Created attachment 301964 [details] patch to remove printks from lkdtm_handler could you please apply this patch to the lkdtm test code, and try this again? The fact that you can move this forward by specifying earlyprintk suggests to me that jprobes somehow sets the system in such a way that writing to the console when a serial port is configured as your console device may have a window in which we are deadlocking. In the meantime I'll look into how jprobes operates, but this will be a good data point to have. Thanks
The patch above did not solve the problem here. After more testing, it turned out that "earlyprintk" may just reduce the rate of failures, but does not solve the problem entirely. Even with earlyprintk, 3 of 9 attempts were still failed. It looks like it did not even make into purgatory, as added --console-serial to kexec commandline did not cause "I am in purgatory" be printed out on serial console, nec-em18.rhts.boston.redhat.com login: BUG: NMI Watchdog detected LOCKUP on CPU0, eip f89f90a2, registers: Modules linked in: lkdtm(U) autofs4 hidp rfcomm l2cap bluetooth sunrpc ipv6 xfrm_nalgo crypto_api dm_multipath video sbs backlight i2c_ec button battery asus_acpi ac parport_pc lp parport sg e752x_edac edac_mc ide_cd e1000 pcspkr floppy cdrom i2c_i801 i2c_core dm_snapshot dm_zero dm_mirror dm_mod ata_piix libata sd_mod scsi_mod ext3 jbd uhci_hcd ohci_hcd ehci_hcd CPU: 0 EIP: 0060:[<f89f90a2>] Tainted: G VLI EFLAGS: 00000097 (2.6.18-88.el5 #1) EIP is at lkdtm_handler+0x45/0x59 [lkdtm] eax: 00000003 ebx: c06e7f90 ecx: c06e7000 edx: c06e7fa0 esi: 0000000f edi: c06e7fa0 ebp: c061ff43 esp: c074bff8 ds: 007b es: 007b ss: 0068 Process swapper (pid: 0, ti=c074b000 task=c06713c0 task.ti=c06e7000) Stack: f89f9110 c04073f4 Call Trace: [<f89f9110>] jp_do_irq+0x5/0xd [lkdtm] [<c04073f4>] do_IRQ+0x93/0xae [<c040592e>] common_interrupt+0x1a/0x20 [<c0403ccf>] mwait_idle+0x25/0x38 [<c0403c90>] cpu_idle+0x9f/0xb9 [<c06ec9ee>] start_kernel+0x379/0x380 ======================= Code: f8 04 77 30 ff 24 85 e0 92 9f f8 68 79 93 9f f8 e8 7b cb a2 c7 0f 0b 00 01 82 93 9f f8 eb 15 c7 05 00 00 00 00 00 00 00 00 eb 09 <eb> fe 31 c0 e8 55 ff ff ff a1 a4 a0 9f f8 a3 ac a0 9f f8 c3 e8
is this trace taken when the printks are removed from the lktdm_handler function as per my patch? That will help me figure out more precisely where in lktdm_handler we're dying now
Yes.
Created attachment 302248 [details] Different call trace Not sure if that would help, but there once I got a slightly different call trace. It was also failed to bring up the second kernel, and with your patch applied to lkdtm.

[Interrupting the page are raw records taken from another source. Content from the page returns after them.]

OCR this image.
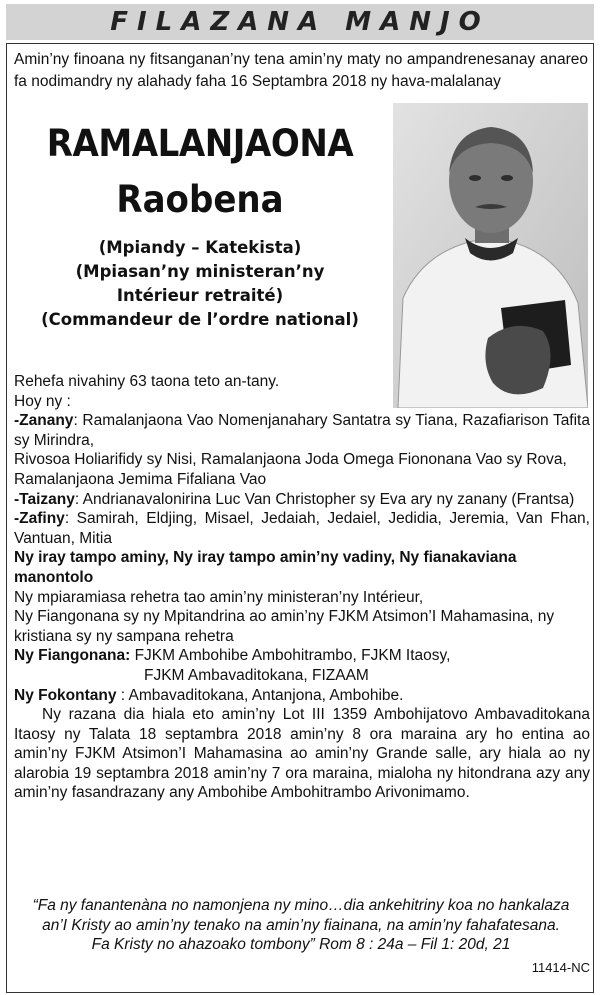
FILAZANA MANJO
Amin’ny finoana ny fitsanganan’ny tena amin’ny maty no ampandrenesanay anareo fa nodimandry ny alahady faha 16 Septambra 2018 ny hava-malalanay
RAMALANJAONA
Raobena
(Mpiandy – Katekista)
(Mpiasan’ny ministeran’ny
Intérieur retraité)
(Commandeur de l’ordre national)

Rehefa nivahiny 63 taona teto an-tany.

Hoy ny :

-Zanany: Ramalanjaona Vao Nomenjanahary Santatra sy Tiana, Razafiarison Tafita sy Mirindra,

Rivosoa Holiarifidy sy Nisi, Ramalanjaona Joda Omega Fiononana Vao sy Rova,

Ramalanjaona Jemima Fifaliana Vao

-Taizany: Andrianavalonirina Luc Van Christopher sy Eva ary ny zanany (Frantsa)

-Zafiny: Samirah, Eldjing, Misael, Jedaiah, Jedaiel, Jedidia, Jeremia, Van Fhan, Vantuan, Mitia

Ny iray tampo aminy, Ny iray tampo amin’ny vadiny, Ny fianakaviana manontolo

Ny mpiaramiasa rehetra tao amin’ny ministeran’ny Intérieur,

Ny Fiangonana sy ny Mpitandrina ao amin’ny FJKM Atsimon’I Mahamasina, ny kristiana sy ny sampana rehetra

Ny Fiangonana: FJKM Ambohibe Ambohitrambo, FJKM Itaosy,

FJKM Ambavaditokana, FIZAAM

Ny Fokontany : Ambavaditokana, Antanjona, Ambohibe.

Ny razana dia hiala eto amin’ny Lot III 1359 Ambohijatovo Ambavaditokana Itaosy ny Talata 18 septambra 2018 amin’ny 8 ora maraina ary ho entina ao amin’ny FJKM Atsimon’I Mahamasina ao amin’ny Grande salle, ary hiala ao ny alarobia 19 septambra 2018 amin’ny 7 ora maraina, mialoha ny hitondrana azy any amin’ny fasandrazany any Ambohibe Ambohitrambo Arivonimamo.

“Fa ny fanantenàna no namonjena ny mino…dia ankehitriny koa no hankalaza
an’I Kristy ao amin’ny tenako na amin’ny fiainana, na amin’ny fahafatesana.
Fa Kristy no ahazoako tombony” Rom 8 : 24a – Fil 1: 20d, 21
11414-NC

K, Will, do you know off the top of your head if there are any caveats or other gotchas regarding crashing a system from within a jbprobe function? Specifically any recursive deadlock that might occur if you're planning on issueing a printk or other write to the serial console from within such a function when the jprobe is attached to the do_IRQ routine?
*** Bug 441662 has been marked as a duplicate of this bug. ***
I'll close this out, as using jprobe() to trigger artificial crashes probably not a good way to test Kdump. I'll create a new Kernel module to test those scenarios and open new BZs for any issue found.